Imagine that all the bins are full and that the bins are A, B, C, D and E in that order and they are all built in one row. Bin A is nearly full so I begin by emptying bin C and putting the soil around trees, creating a new fruit bush bed or topping up a fruit bed. I keep some of the soil to close the bin which is almost full. I then shovel the contents of bin D into bin C and then I shovel the contents of bin E into the now empty bin D. Now we are ready to finish filling bin A and when it is full I close it up by covering it in grass and then topping with soil. Bin E is now ready for use.
It takes roughly nine months to fill a bin, sometimes longer depending on settlement in the bin. So every year I get to play Compost Tetris.
We always keep a pile of cut grass beside the compost bins which sometimes needs replenishing. Sometimes this requires cutting grass and rushes however today I was able to move some which had been cut over a year and half ago – quite a workout!
When I was resting between runs with the wheelbarrow I was struck with the beauty of the sunlight glinting in raindrops hanging from the bare whitethorn (hawthorn) branches in a nearby hedge. Such beauty is never far away here and I am always grateful to receive it.
Unfortunately the photos from this old post have been lost
It’s amazing, we have just had 3 full days of sunshine! We are not talking about just a bit of clear sky every now and then, we are talking about three whole, entire days of sunshine, from sunrise to sundown.
A German friend noted on Saturday, our first sunny day, that we had only had three sunny days in the past sixty days. My German acquaintance tends to make notes like this, as does my Swiss neighbour. They both tend to be mathematical about the weather, percentage of humidity, inches of rainfall – actually make that feet of rainfall, days of sunshine.
Some friends and I were chatting about this phenomenon of being so analytical about the weather and concluded that Irish people don’t have these tendacies because it would be too depressing to know exactly how much rain had fallen last week or that we have had only three whole days of sunshine in sixty days.
It’s much easier to cope when you know that it’s “been awhile since there was a good sunny day” or “there’s been a fierce amount of rain recently” as opposed to the cruel, hard, cold and wet facts.
So, back to the happy, happy fact that we have had multiple, complete days of sunshine.
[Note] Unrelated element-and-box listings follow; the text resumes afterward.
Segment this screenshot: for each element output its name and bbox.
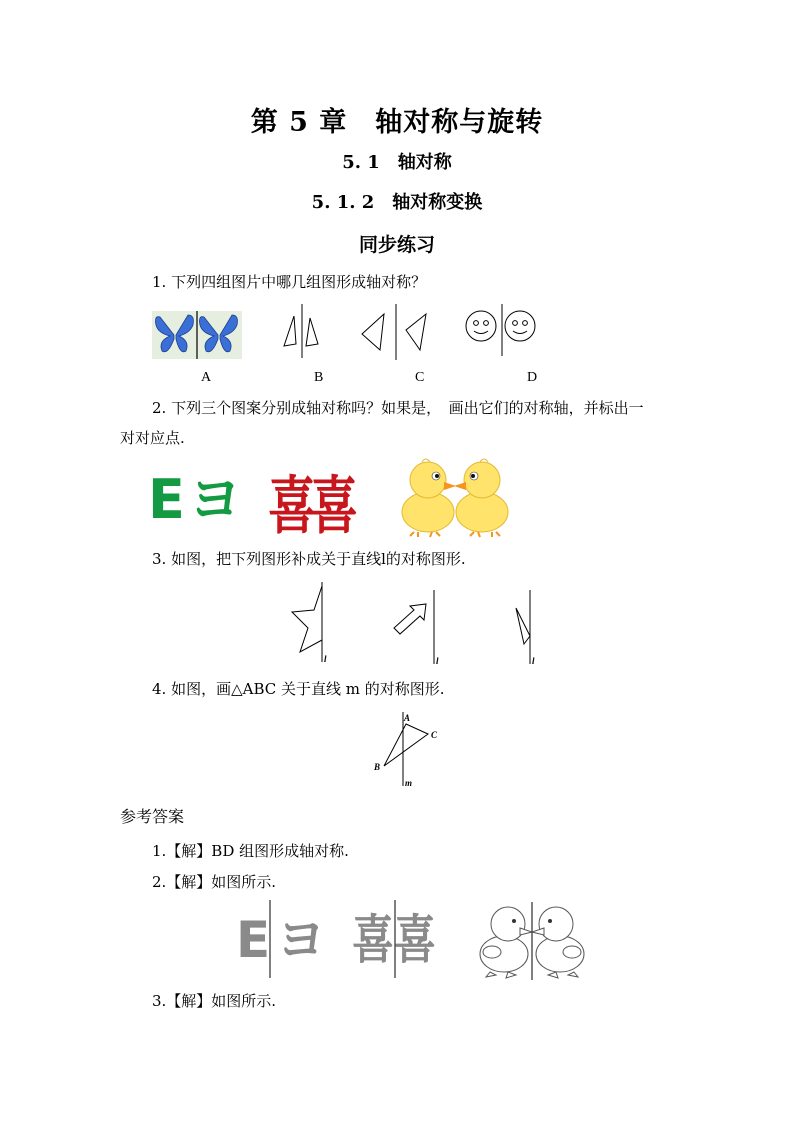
gray-reversed-e-letter: ヨ <box>276 911 326 969</box>
option-label-c: C <box>415 370 425 385</box>
q3-axis-label-2: l <box>436 656 439 666</box>
gray-xi-character-right: 喜 <box>394 908 437 970</box>
axis-m-label: m <box>405 778 413 788</box>
q3-triangle-half-figure <box>510 590 540 668</box>
answer-2-text: 2.【解】如图所示. <box>152 873 277 891</box>
chapter-title: 第 5 章 轴对称与旋转 <box>250 107 544 138</box>
answers-heading: 参考答案 <box>120 807 185 826</box>
option-label-a: A <box>201 370 212 385</box>
butterfly-pair-image <box>152 311 242 359</box>
point-a-label: A <box>404 713 411 723</box>
answer-1-text: 1.【解】BD 组图形成轴对称. <box>152 842 349 860</box>
q3-star-half-figure <box>290 582 335 666</box>
triangle-pair-b <box>272 304 332 358</box>
red-xi-character-left: 喜 <box>268 470 317 544</box>
q3-axis-label-1: l <box>324 654 327 664</box>
question-4-text: 4. 如图，画△ABC 关于直线 m 的对称图形. <box>152 680 445 698</box>
duckling-pair-image <box>396 458 514 538</box>
section-title: 5. 1 轴对称 <box>342 152 452 173</box>
gray-xi-character-left: 喜 <box>352 908 395 970</box>
smiley-pair-image <box>462 304 542 356</box>
green-e-letter: E <box>148 468 185 531</box>
question-1-text: 1. 下列四组图片中哪几组图形成轴对称？ <box>152 273 427 291</box>
triangle-pair-c <box>358 304 434 360</box>
green-reversed-e-letter: ヨ <box>188 468 242 531</box>
question-2-text-line2: 对对应点. <box>120 429 185 447</box>
subsection-title: 5. 1. 2 轴对称变换 <box>311 192 483 213</box>
option-label-b: B <box>314 370 324 385</box>
gray-e-letter: E <box>236 911 271 969</box>
red-xi-character-right: 喜 <box>310 470 359 544</box>
point-c-label: C <box>431 730 438 740</box>
outline-duckling-pair-image <box>474 902 590 980</box>
option-label-d: D <box>527 370 538 385</box>
question-2-text-line1: 2. 下列三个图案分别成轴对称吗？如果是， 画出它们的对称轴，并标出一 <box>152 399 644 417</box>
point-b-label: B <box>374 762 381 772</box>
question-3-text: 3. 如图，把下列图形补成关于直线l的对称图形. <box>152 550 466 568</box>
q4-triangle-figure <box>372 712 444 788</box>
q3-arrow-half-figure <box>392 590 444 668</box>
answer-3-text: 3.【解】如图所示. <box>152 992 277 1010</box>
exercise-heading: 同步练习 <box>358 234 435 256</box>
answer-axis-e <box>269 900 271 978</box>
q3-axis-label-3: l <box>532 656 535 666</box>
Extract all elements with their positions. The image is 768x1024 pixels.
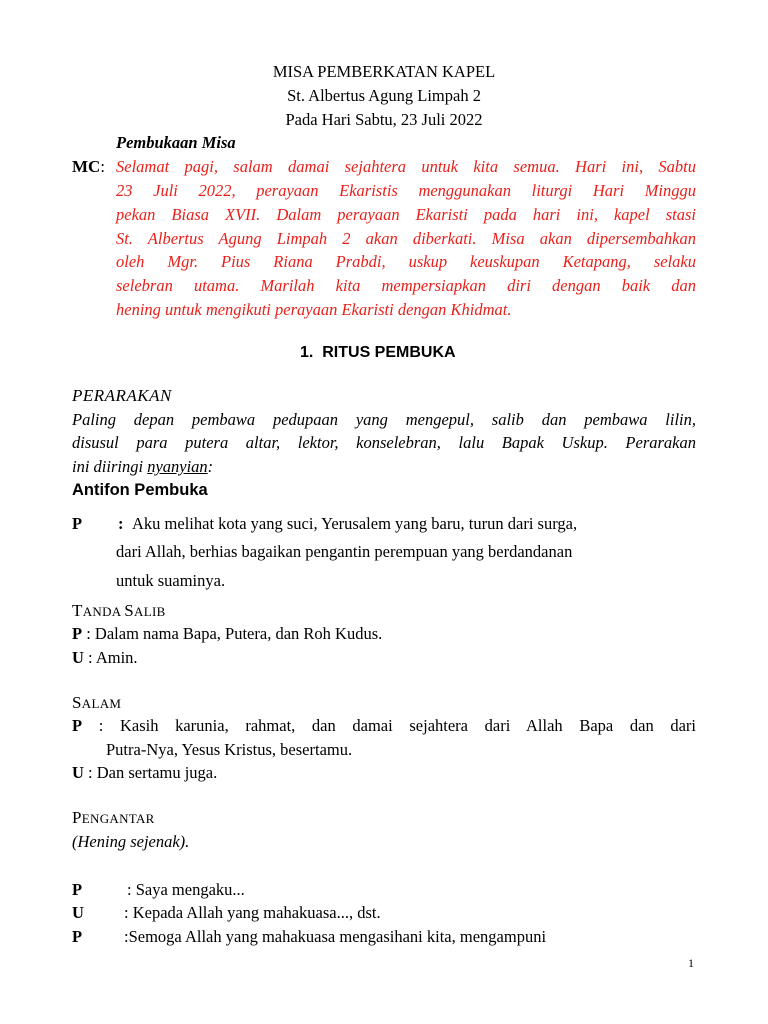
opening-line-1: Selamat pagi, salam damai sejahtera untuk kita semua. Hari ini, Sabtu [116, 157, 696, 176]
opening-line-2: 23 Juli 2022, perayaan Ekaristis menggunakan liturgi Hari Minggu [116, 181, 696, 200]
section-number: 1. [300, 344, 314, 361]
page-number: 1 [688, 956, 694, 970]
pengantar-row-3-text: :Semoga Allah yang mahakuasa mengasihani kita, mengampuni [124, 927, 547, 946]
perarakan-line-1: Paling depan pembawa pedupaan yang mengepul, salib dan pembawa lilin, [72, 410, 696, 429]
salam-u-speaker: U [72, 763, 84, 782]
pengantar-row-3-speaker: P [72, 927, 83, 946]
antifon-line-3: untuk suaminya. [116, 571, 226, 590]
salam-u-text: : Dan sertamu juga. [83, 763, 218, 782]
tanda-salib-heading-anda: ANDA [82, 604, 125, 619]
pengantar-row-2-speaker: U [72, 903, 84, 922]
pengantar-note: (Hening sejenak). [72, 832, 190, 851]
pengantar-heading-p: P [72, 808, 82, 827]
tanda-salib-p-text: : Dalam nama Bapa, Putera, dan Roh Kudus. [82, 624, 383, 643]
pengantar-heading [72, 808, 155, 829]
pengantar-row-1-text: : Saya mengaku... [127, 880, 245, 899]
doc-subtitle: St. Albertus Agung Limpah 2 [287, 86, 481, 105]
pengantar-row-1-speaker: P [72, 880, 83, 899]
antifon-colon: : [118, 514, 124, 533]
section-title: RITUS PEMBUKA [322, 344, 456, 361]
opening-line-3: pekan Biasa XVII. Dalam perayaan Ekaristi pada hari ini, kapel stasi [116, 205, 696, 224]
salam-p-row [72, 716, 696, 736]
perarakan-end: : [207, 457, 214, 476]
tanda-salib-heading [72, 601, 166, 622]
opening-line-6: selebran utama. Marilah kita mempersiapkan diri dengan baik dan [116, 276, 696, 295]
mc-label [72, 157, 105, 177]
mc-speaker: MC [72, 157, 101, 176]
tanda-salib-u-row [72, 648, 138, 668]
salam-heading [72, 693, 121, 714]
salam-p-speaker: P [72, 716, 83, 735]
perarakan-underlined: nyanyian [147, 457, 208, 476]
opening-heading: Pembukaan Misa [116, 133, 236, 152]
perarakan-line-2: disusul para putera altar, lektor, konselebran, lalu Bapak Uskup. Perarakan [72, 433, 696, 452]
tanda-salib-u-text: : Amin. [83, 648, 138, 667]
tanda-salib-heading-t: T [72, 601, 83, 620]
perarakan-line-3 [72, 457, 213, 477]
perarakan-line-3-text: ini diiringi [72, 457, 148, 476]
salam-heading-alam: ALAM [81, 696, 122, 711]
tanda-salib-heading-s: S [124, 601, 135, 620]
pengantar-row-2-text: : Kepada Allah yang mahakuasa..., dst. [124, 903, 381, 922]
tanda-salib-u-speaker: U [72, 648, 84, 667]
pengantar-heading-engantar: ENGANTAR [81, 811, 155, 826]
doc-title: MISA PEMBERKATAN KAPEL [272, 62, 496, 81]
doc-date-line: Pada Hari Sabtu, 23 Juli 2022 [285, 110, 483, 129]
antifon-line-1: Aku melihat kota yang suci, Yerusalem yang baru, turun dari surga, [132, 514, 578, 533]
tanda-salib-heading-alib: ALIB [134, 604, 166, 619]
mc-colon: : [100, 157, 105, 176]
antifon-heading: Antifon Pembuka [72, 481, 208, 499]
opening-line-4: St. Albertus Agung Limpah 2 akan diberkati. Misa akan dipersembahkan [116, 229, 696, 248]
salam-heading-s: S [72, 693, 82, 712]
antifon-line-2: dari Allah, berhias bagaikan pengantin perempuan yang berdandanan [116, 542, 573, 561]
perarakan-heading: PERARAKAN [72, 386, 172, 405]
opening-line-5: oleh Mgr. Pius Riana Prabdi, uskup keuskupan Ketapang, selaku [116, 252, 696, 271]
section-heading [300, 343, 456, 363]
antifon-speaker: P [72, 514, 83, 533]
salam-p-line-2: Putra-Nya, Yesus Kristus, besertamu. [106, 740, 353, 759]
salam-u-row [72, 763, 217, 783]
tanda-salib-p-row [72, 624, 382, 644]
salam-p-line-1: : Kasih karunia, rahmat, dan damai sejahtera dari Allah Bapa dan dari [82, 716, 696, 735]
opening-line-7: hening untuk mengikuti perayaan Ekaristi dengan Khidmat. [116, 300, 512, 319]
tanda-salib-p-speaker: P [72, 624, 83, 643]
The ground is beginning to dry out, the mud outside our door has dried up. There are wasps flying about, presumably making the most of the last few flowers.
We have been working on the house again, for a while there it was too wet to be climbing up on the scaffolding to do outside work. We kept ourselves busy tidying up the inside of the house, moving the cedar wood indoors to keep it dry, painting the windows that have yet to be installed.
Now, for the last few days we have working outdoors again. We used the cedar to clad another wall, bringing us around to the south facing front of the house. We are about halfway to having the entire house clad and weatherproof.
It’s been so good to be working on the outside of the house again, even better has been working in a tee-shirt. It’s still a little chilly in the morning however it’s not long until the sweatshirt comes off – yahoo! Soooo nice to feel the warmth of sunshine.
Sundown, however, comes on quickly. The temperature drops so suddenly that it’s a rush to pull on sweatshirts and woolly hats, put the tools away and get indoors to light the fire. I laughed today when I thought about the silly old Vampire movie I saw over Halloween – the townspeople were rushing to get indoors when the sun went down, to avoid being Vampire supper.
We displayed the same urgency for different reasons, bright sunny, cloudless days lead to clear skies and cold nights. It’s time to be back indoors, enjoying the heat of the stove.